Sunday, August 7, 2011

Collapsable Solarpowered Clothing Dryer!

A.K.A. our clothesline ;)

With summer here, drying your clothes outside is the way to go in terms of energy saving, stain fighting, and adding lovely outdoor fragrance to your laundry.
But what do you do when your property is .12 acres total -- like ours? ;)


Well, when I realized that the backyard was far too tiny for one of those permanent hexagonal (?) clothesline fixtures I'd always dreamed of, I knew it was time for some creative problem-solving.
Hence the trip to the hardware store that racked up a total bill of $6 or so.

Below is a little run-down on how it came to be and what it looks like.

Supplies:
- 3 eye hooks
- 1 cleat hook
- 1 double-headed carabiner
- long rope
- two permanent poles/walls


Step 1:
Locate two sturdy poles/walls that you will give you adequate space to hang a load of laundry.

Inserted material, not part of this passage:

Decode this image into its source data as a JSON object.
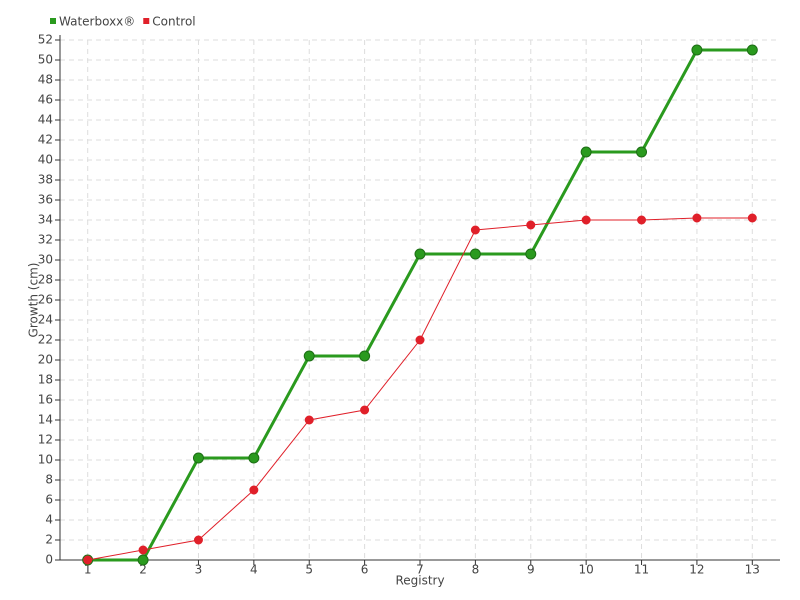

And ideally in a location that gets lots of sunlight.

Step 2:
Screw an eye hook to one of the posts, high up but not so high that you can't reach a line hung from that height.

Step 3:
Attach one end of the carabiner to that same eye hook.
Tie rope to other end of the carabiner.

You'll have something like this so far (sans the bag of clothing pins)


Step 4:
Screw the second eye hook into the pole opposite the first, at the same height as the eye hook.

This is what it looks like with the rope fed through it

Step 5:
Screw the third and last eye hook into that same pole as above, approximately 3 feet below the first. Pretty much so that it is high enough off the ground to not let clothing hung from the line touch the ground, but low enough as to give the clothing hung from the line above adequate room. Like this:



Step 6:
Screw the cleat hook into the first pole (opposite it), at the same height off the ground as that last eye hook.
You get the picture? Pretty much, the three eye hooks and cleat hook, are creating a square shape, and the rope fed through them all create a sideways "U" (sorta).

Wrap that rope around tight!
 Step 7:
When the rope has been fed through the two eye hooks, and then wound tight around the cleat, you have your two-tier clothesline!

What's is nice, is that when you are not using that space for drying your laundry, simply feeding the rope back through the eye hooks, and hanging it around that first one with the carabiner frees it back up again with only some non-obtrusive hooks giving the whole thing away. ;)

So far it's been working very well, though we are considering utilizing another set of poles under our carport to double or drying load.
Well, we'll see~!

Until then, enjoy this lovely sunshine and Happy Laundering!